These dopamine shots are addictive for certain kinds of people. Mobile games will encourage these dopamine shots with congratulatory fireworks, on-screen XP counters or numbers and complimentary text, like Candy Crush’s “Sweet!”.
Bright colours. Sparkly animations. Increasing coins or XP. All of these things serve to activate the dopamine reward system in our brain. We feel like we’re accomplished something; like we’re progressing somehow. The truth, of course, is that we’re sat still hunched over our phones; completing none of our real life goals.
While all mobile games have different tasks, characters, graphics, and colours; most of them are essentially the same. Most mobile games today follow the exact same model.
The Freemium Model
Most mobile games aren’t actually games, they’re sales funnels.
The primary purpose of most mobile games isn’t to create an enjoyable experience for their audience, it’s to get as many customers to make in-app purchases are possible.
The only reason they want to make the gaming experience fun is because a fun game is more effective at hooking gamers and getting them to part with their money. It’s just that making a fun game happens to coincide with getting users to spend money.
It isn’t a game with a shop added on, it’s a shop with a game added on.
Most mobile games are the same. It doesn’t matter what colour the pixels are, how they’re arranged on the screen or what the goal of the game is, they’re all simply methods of spiking your dopamine and encouraging you to use the in-game shop. And most of them use the exact same model:
1. The Hook: Early stage of the game is easy and satisfying. With plenty of rewards, encouragement, congratulatory messages and addictive dopamine hits. The goal of this stage is to hook as many users as they can — a challenging early game would mean losing potential spenders.
2. Investment: Here, the game difficulty begins to slowly increase. Players become more invested in the game and begin to mentally set goals: I want to get 1000 gold, I want to reach level 10, I want get on the global highscores.
3. The Bottleneck: The game reaches a purposefully created “bottle neck” — a level that’s incredibly hard or impossible to complete without purchasing items or “boosts” from the shop. Some users will quit at this stage, while others (who are invested in achieving the goals they had already mentally set for themselves) buy in-game items to pass the difficult level.

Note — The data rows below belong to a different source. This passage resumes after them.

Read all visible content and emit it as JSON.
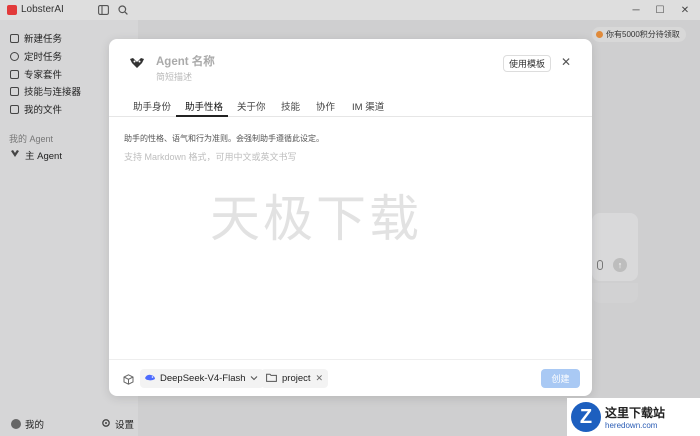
{
  "window": {
    "title": "LobsterAI",
    "controls": [
      "─",
      "☐",
      "✕"
    ]
  },
  "sidebar": {
    "items": [
      {
        "label": "新建任务",
        "icon": "edit-icon"
      },
      {
        "label": "定时任务",
        "icon": "clock-icon"
      },
      {
        "label": "专家套件",
        "icon": "grid-icon"
      },
      {
        "label": "技能与连接器",
        "icon": "plug-icon"
      },
      {
        "label": "我的文件",
        "icon": "file-icon"
      }
    ],
    "section_label": "我的 Agent",
    "agent_item": {
      "label": "主 Agent",
      "icon": "agent-icon"
    },
    "bottom_user": "我的",
    "bottom_settings": "设置"
  },
  "header": {
    "points_badge": "你有5000积分待领取"
  },
  "modal": {
    "agent_name": "Agent 名称",
    "agent_description": "简短描述",
    "template_button": "使用模板",
    "close": "✕",
    "tabs": [
      {
        "label": "助手身份"
      },
      {
        "label": "助手性格",
        "active": true
      },
      {
        "label": "关于你"
      },
      {
        "label": "技能"
      },
      {
        "label": "协作"
      },
      {
        "label": "IM 渠道"
      }
    ],
    "hint": "助手的性格、语气和行为准则。会强制助手遵循此设定。",
    "editor_placeholder": "支持 Markdown 格式，可用中文或英文书写",
    "watermark": "天极下载",
    "footer": {
      "model": "DeepSeek-V4-Flash",
      "folder": "project",
      "create_button": "创建"
    }
  },
  "brand": {
    "line1": "这里下载站",
    "line2": "heredown.com"
  },
  "colors": {
    "accent": "#a9c9f4",
    "logo": "#e23a3a"
  }
}
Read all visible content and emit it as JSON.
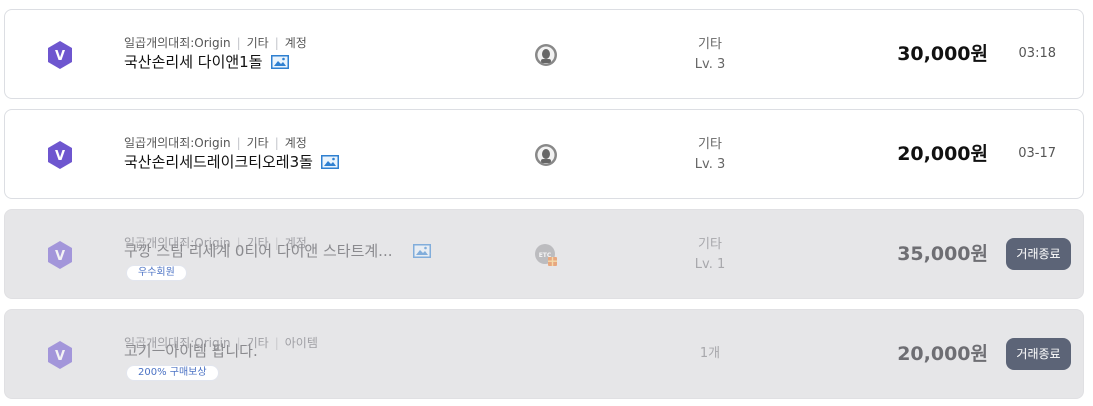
{
  "listings": [
    {
      "game": "일곱개의대죄:Origin",
      "server": "기타",
      "category": "계정",
      "title": "국산손리세 다이앤1돌",
      "has_image": true,
      "tag": "",
      "info_lines": [
        "기타",
        "Lv. 3"
      ],
      "price": "30,000원",
      "time": "03:18",
      "status": "",
      "seller_icon": "user-avatar-icon"
    },
    {
      "game": "일곱개의대죄:Origin",
      "server": "기타",
      "category": "계정",
      "title": "국산손리세드레이크티오레3돌",
      "has_image": true,
      "tag": "",
      "info_lines": [
        "기타",
        "Lv. 3"
      ],
      "price": "20,000원",
      "time": "03-17",
      "status": "",
      "seller_icon": "user-avatar-icon"
    },
    {
      "game": "일곱개의대죄:Origin",
      "server": "기타",
      "category": "계정",
      "title": "구깡 스팀 리세계 0티어 다이앤 스타트계...",
      "has_image": true,
      "tag": "우수회원",
      "info_lines": [
        "기타",
        "Lv. 1"
      ],
      "price": "35,000원",
      "time": "",
      "status": "거래종료",
      "seller_icon": "etc-gift-icon"
    },
    {
      "game": "일곱개의대죄:Origin",
      "server": "기타",
      "category": "아이템",
      "title": "고기ㅡ아이템 팝니다.",
      "has_image": false,
      "tag": "200% 구매보상",
      "info_lines": [
        "1개"
      ],
      "price": "20,000원",
      "time": "",
      "status": "거래종료",
      "seller_icon": ""
    }
  ],
  "colors": {
    "badge": "#6e56cf",
    "status_button": "#5c6477",
    "tag_text": "#4b72c4"
  },
  "badge_letter": "V"
}
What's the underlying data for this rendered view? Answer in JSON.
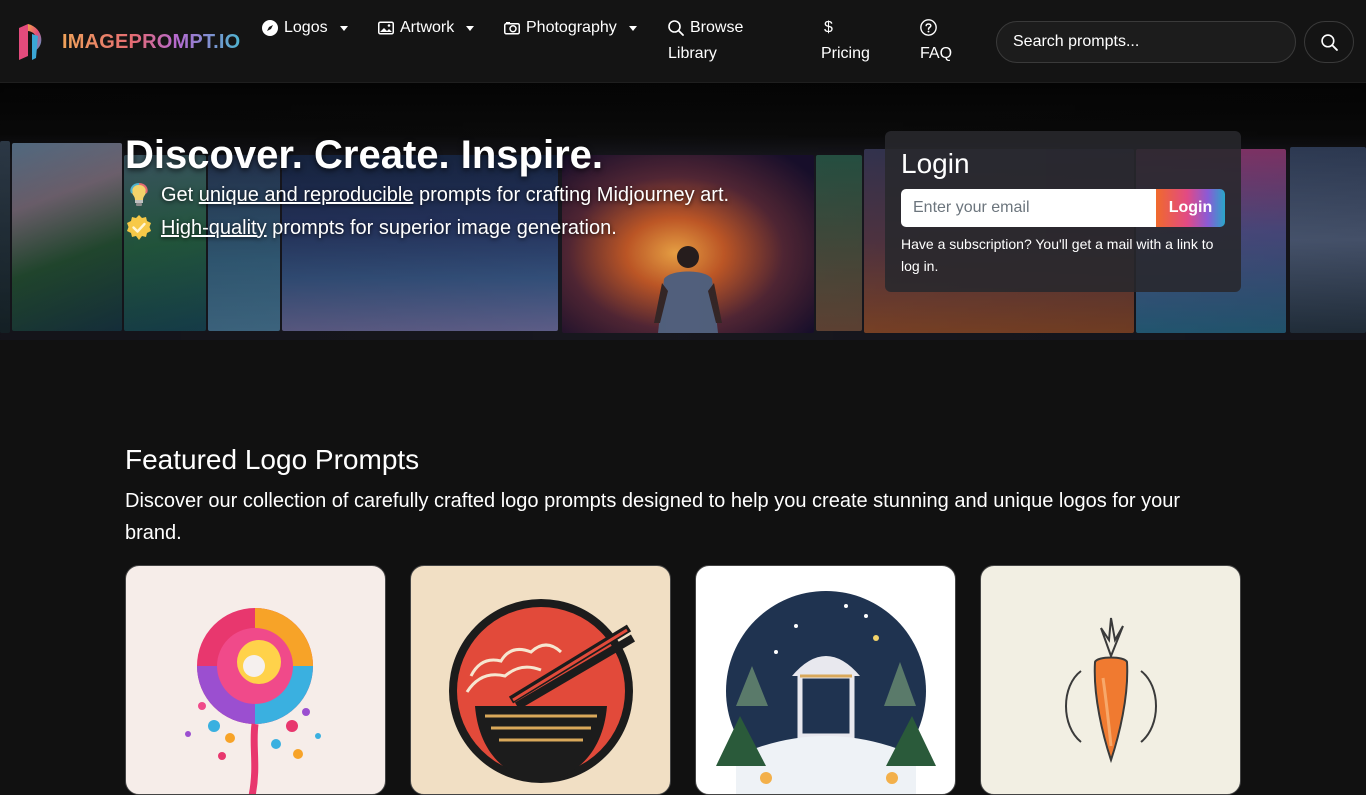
{
  "brand": {
    "name": "IMAGEPROMPT.IO"
  },
  "nav": {
    "logos": "Logos",
    "artwork": "Artwork",
    "photography": "Photography",
    "browse_line1": "Browse",
    "browse_line2": "Library",
    "pricing_symbol": "$",
    "pricing": "Pricing",
    "faq": "FAQ"
  },
  "search": {
    "placeholder": "Search prompts..."
  },
  "hero": {
    "title": "Discover. Create. Inspire.",
    "line1_prefix": "Get ",
    "line1_link": "unique and reproducible",
    "line1_suffix": " prompts for crafting Midjourney art.",
    "line2_link": "High-quality",
    "line2_suffix": " prompts for superior image generation."
  },
  "login": {
    "title": "Login",
    "email_placeholder": "Enter your email",
    "button": "Login",
    "note": "Have a subscription? You'll get a mail with a link to log in."
  },
  "featured": {
    "title": "Featured Logo Prompts",
    "description": "Discover our collection of carefully crafted logo prompts designed to help you create stunning and unique logos for your brand.",
    "cards": [
      {
        "icon": "lollipop-logo-image",
        "bg": "#f6ede9"
      },
      {
        "icon": "ramen-bowl-logo-image",
        "bg": "#f1dfc4"
      },
      {
        "icon": "winter-gazebo-logo-image",
        "bg": "#ffffff"
      },
      {
        "icon": "carrot-logo-image",
        "bg": "#f2efe3"
      }
    ]
  },
  "colors": {
    "accent_orange": "#f06a2c",
    "accent_pink": "#e24a84",
    "accent_purple": "#8a5bd6",
    "accent_cyan": "#29a6c9",
    "page_bg": "#111111"
  }
}
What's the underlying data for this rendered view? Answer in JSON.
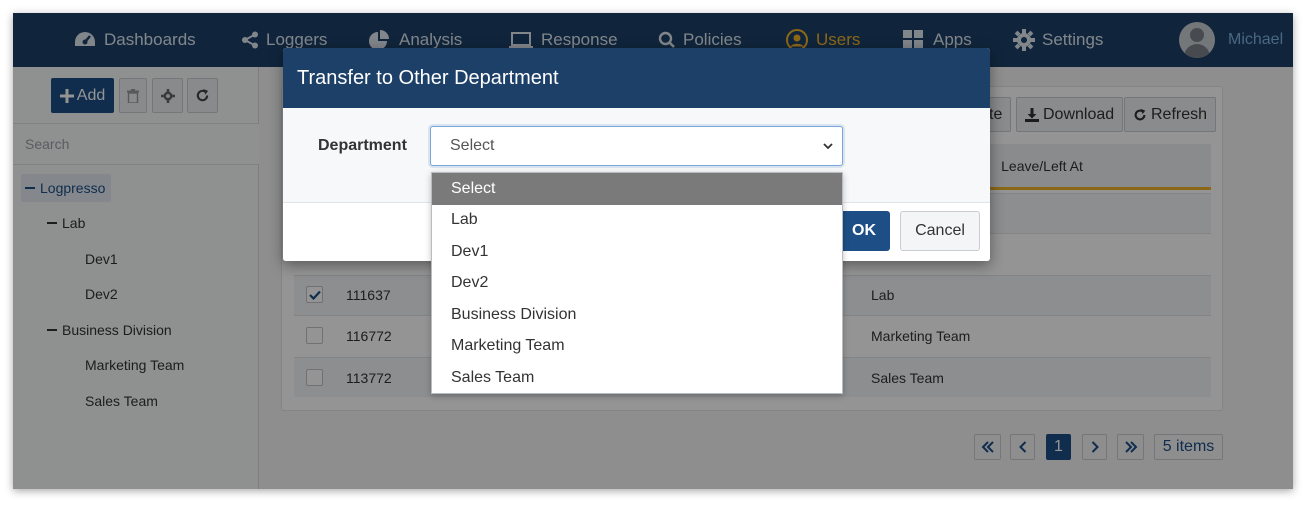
{
  "nav": {
    "items": [
      {
        "label": "Dashboards",
        "icon": "dashboard-icon"
      },
      {
        "label": "Loggers",
        "icon": "share-icon"
      },
      {
        "label": "Analysis",
        "icon": "pie-chart-icon"
      },
      {
        "label": "Response",
        "icon": "laptop-icon"
      },
      {
        "label": "Policies",
        "icon": "search-icon"
      },
      {
        "label": "Users",
        "icon": "user-circle-icon"
      },
      {
        "label": "Apps",
        "icon": "grid-icon"
      },
      {
        "label": "Settings",
        "icon": "gear-icon"
      }
    ],
    "active": "Users",
    "user_name": "Michael"
  },
  "sidebar": {
    "add_label": "Add",
    "search_placeholder": "Search",
    "tree": {
      "root": "Logpresso",
      "lab": "Lab",
      "dev1": "Dev1",
      "dev2": "Dev2",
      "business": "Business Division",
      "marketing": "Marketing Team",
      "sales": "Sales Team"
    }
  },
  "main": {
    "partial_button": "te",
    "download_label": "Download",
    "refresh_label": "Refresh",
    "column_leave": "Leave/Left At",
    "rows": [
      {
        "id": "111637",
        "dept": "Lab",
        "checked": true
      },
      {
        "id": "116772",
        "dept": "Marketing Team",
        "checked": false
      },
      {
        "id": "113772",
        "dept": "Sales Team",
        "checked": false
      }
    ],
    "pagination": {
      "current": "1",
      "items_label": "5 items"
    }
  },
  "modal": {
    "title": "Transfer to Other Department",
    "department_label": "Department",
    "select_value": "Select",
    "ok_label": "OK",
    "cancel_label": "Cancel",
    "options": [
      "Select",
      "Lab",
      "Dev1",
      "Dev2",
      "Business Division",
      "Marketing Team",
      "Sales Team"
    ]
  },
  "colors": {
    "nav_bg": "#1d4068",
    "accent": "#f0b429",
    "primary": "#1d4f86"
  }
}
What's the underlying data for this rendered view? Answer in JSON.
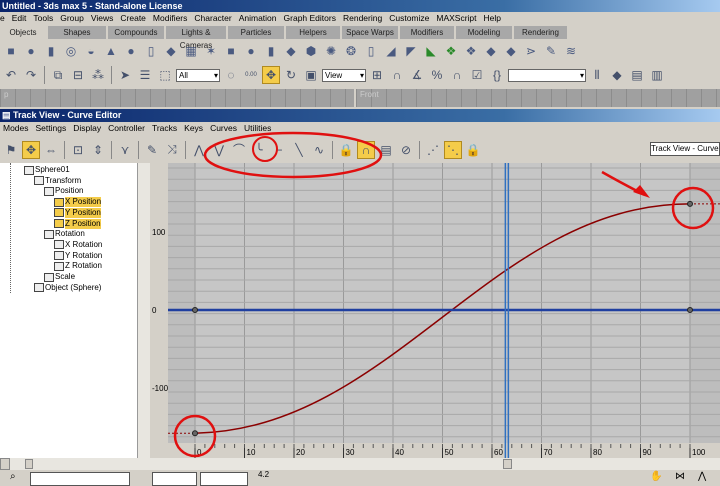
{
  "app_title": "Untitled - 3ds max 5 - Stand-alone License",
  "menu": [
    "e",
    "Edit",
    "Tools",
    "Group",
    "Views",
    "Create",
    "Modifiers",
    "Character",
    "Animation",
    "Graph Editors",
    "Rendering",
    "Customize",
    "MAXScript",
    "Help"
  ],
  "tabs": [
    {
      "label": "Objects",
      "active": true
    },
    {
      "label": "Shapes"
    },
    {
      "label": "Compounds"
    },
    {
      "label": "Lights & Cameras"
    },
    {
      "label": "Particles"
    },
    {
      "label": "Helpers"
    },
    {
      "label": "Space Warps"
    },
    {
      "label": "Modifiers"
    },
    {
      "label": "Modeling"
    },
    {
      "label": "Rendering"
    }
  ],
  "create_icons": [
    "box-icon",
    "sphere-icon",
    "cylinder-icon",
    "torus-icon",
    "teapot-icon",
    "cone-icon",
    "geosphere-icon",
    "tube-icon",
    "pyramid-icon",
    "plane-icon",
    "hedra-icon",
    "chamferbox-icon",
    "chamfercyl-icon",
    "oiltank-icon",
    "spindle-icon",
    "gengon-icon",
    "ringwave-icon",
    "torusknot-icon",
    "capsule-icon",
    "lext-icon",
    "cext-icon",
    "prism-icon",
    "boolean-icon",
    "scatter-icon",
    "loft-icon",
    "morph-icon",
    "connect-icon",
    "bone-icon",
    "spring-icon"
  ],
  "main_toolbar": {
    "selection_filter": "All",
    "ref_coord": "View",
    "named_selection": "",
    "spinner_label": "0.00"
  },
  "viewports": {
    "left_label": "p",
    "right_label": "Front"
  },
  "trackview": {
    "title": "Track View - Curve Editor",
    "menu": [
      "Modes",
      "Settings",
      "Display",
      "Controller",
      "Tracks",
      "Keys",
      "Curves",
      "Utilities"
    ],
    "name_field": "Track View - Curve E",
    "tree": [
      {
        "label": "Sphere01",
        "level": 0
      },
      {
        "label": "Transform",
        "level": 1
      },
      {
        "label": "Position",
        "level": 2
      },
      {
        "label": "X Position",
        "level": 3,
        "selected": true
      },
      {
        "label": "Y Position",
        "level": 3,
        "selected": true
      },
      {
        "label": "Z Position",
        "level": 3,
        "selected": true
      },
      {
        "label": "Rotation",
        "level": 2
      },
      {
        "label": "X Rotation",
        "level": 3
      },
      {
        "label": "Y Rotation",
        "level": 3
      },
      {
        "label": "Z Rotation",
        "level": 3
      },
      {
        "label": "Scale",
        "level": 2
      },
      {
        "label": "Object (Sphere)",
        "level": 1
      }
    ],
    "status_readout": "4.2"
  },
  "chart_data": {
    "type": "line",
    "xlim": [
      -5,
      105
    ],
    "ylim": [
      -170,
      170
    ],
    "x_ticks": [
      0,
      10,
      20,
      30,
      40,
      50,
      60,
      70,
      80,
      90,
      100
    ],
    "y_ticks": [
      100,
      0,
      -100
    ],
    "current_frame": 63,
    "series": [
      {
        "name": "X Position",
        "color": "#8b0000",
        "keys": [
          {
            "frame": 0,
            "value": -158
          },
          {
            "frame": 100,
            "value": 136
          }
        ]
      },
      {
        "name": "Y/Z Position",
        "color": "#1f3fa0",
        "keys": [
          {
            "frame": 0,
            "value": 0
          },
          {
            "frame": 100,
            "value": 0
          }
        ]
      }
    ]
  },
  "colors": {
    "highlight": "#f4cc4a",
    "annotation": "#e01010"
  }
}
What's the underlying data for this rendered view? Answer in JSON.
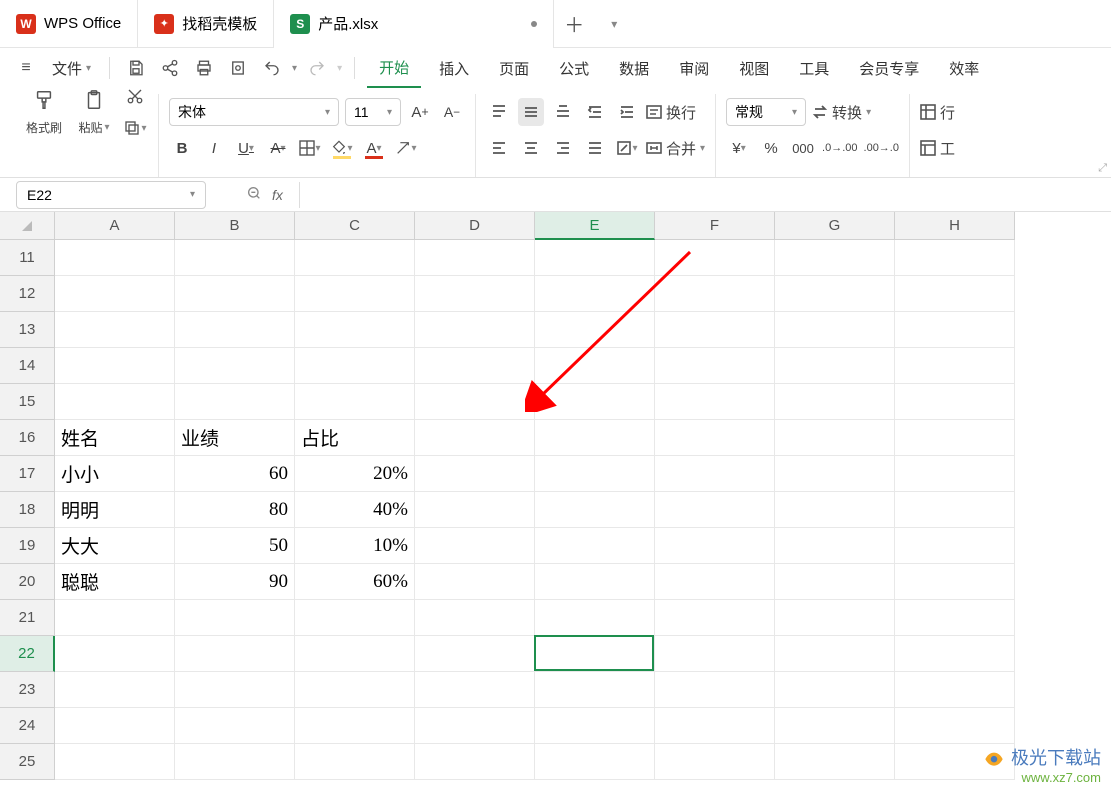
{
  "titlebar": {
    "wps_label": "WPS Office",
    "docer_label": "找稻壳模板",
    "doc_label": "产品.xlsx"
  },
  "menu": {
    "hamburger": "≡",
    "file": "文件",
    "tabs": [
      "开始",
      "插入",
      "页面",
      "公式",
      "数据",
      "审阅",
      "视图",
      "工具",
      "会员专享",
      "效率"
    ],
    "active_index": 0
  },
  "ribbon": {
    "format_painter": "格式刷",
    "paste": "粘贴",
    "font_name": "宋体",
    "font_size": "11",
    "wrap": "换行",
    "merge": "合并",
    "num_format": "常规",
    "convert": "转换",
    "row_col": "行",
    "worksheet": "工"
  },
  "formula": {
    "name_box": "E22",
    "fx": "fx"
  },
  "grid": {
    "columns": [
      "A",
      "B",
      "C",
      "D",
      "E",
      "F",
      "G",
      "H"
    ],
    "rows": [
      "11",
      "12",
      "13",
      "14",
      "15",
      "16",
      "17",
      "18",
      "19",
      "20",
      "21",
      "22",
      "23",
      "24",
      "25"
    ],
    "selected_col": "E",
    "selected_row": "22",
    "data": {
      "16": {
        "A": "姓名",
        "B": "业绩",
        "C": "占比"
      },
      "17": {
        "A": "小小",
        "B": "60",
        "C": "20%"
      },
      "18": {
        "A": "明明",
        "B": "80",
        "C": "40%"
      },
      "19": {
        "A": "大大",
        "B": "50",
        "C": "10%"
      },
      "20": {
        "A": "聪聪",
        "B": "90",
        "C": "60%"
      }
    }
  },
  "watermark": {
    "title": "极光下载站",
    "url": "www.xz7.com"
  }
}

4. Addiction: At this stage many players are dedicated to achieving their in-game goals and they’ll stop at nothing to achieve them. Of course, the player who wants to complete the game will have to spend a large amount of money on in-app purchases to do so. This player is also addicted to the dopamine surges he gets through achieving different goals within the game.
Yes, mobile gaming addiction is real.
In the past, players were charged a small initial fee (usually around $2–20) to purchase a game. The player purchased the game, then enjoyed it as much as they liked, and no in-app purchases were available.
Over time, mobile game developers discovered a far more effective monetisation model for their games: The “freemium” model. Offer the game free of charge, then psychologically manipulate players into buying virtual items from the shop.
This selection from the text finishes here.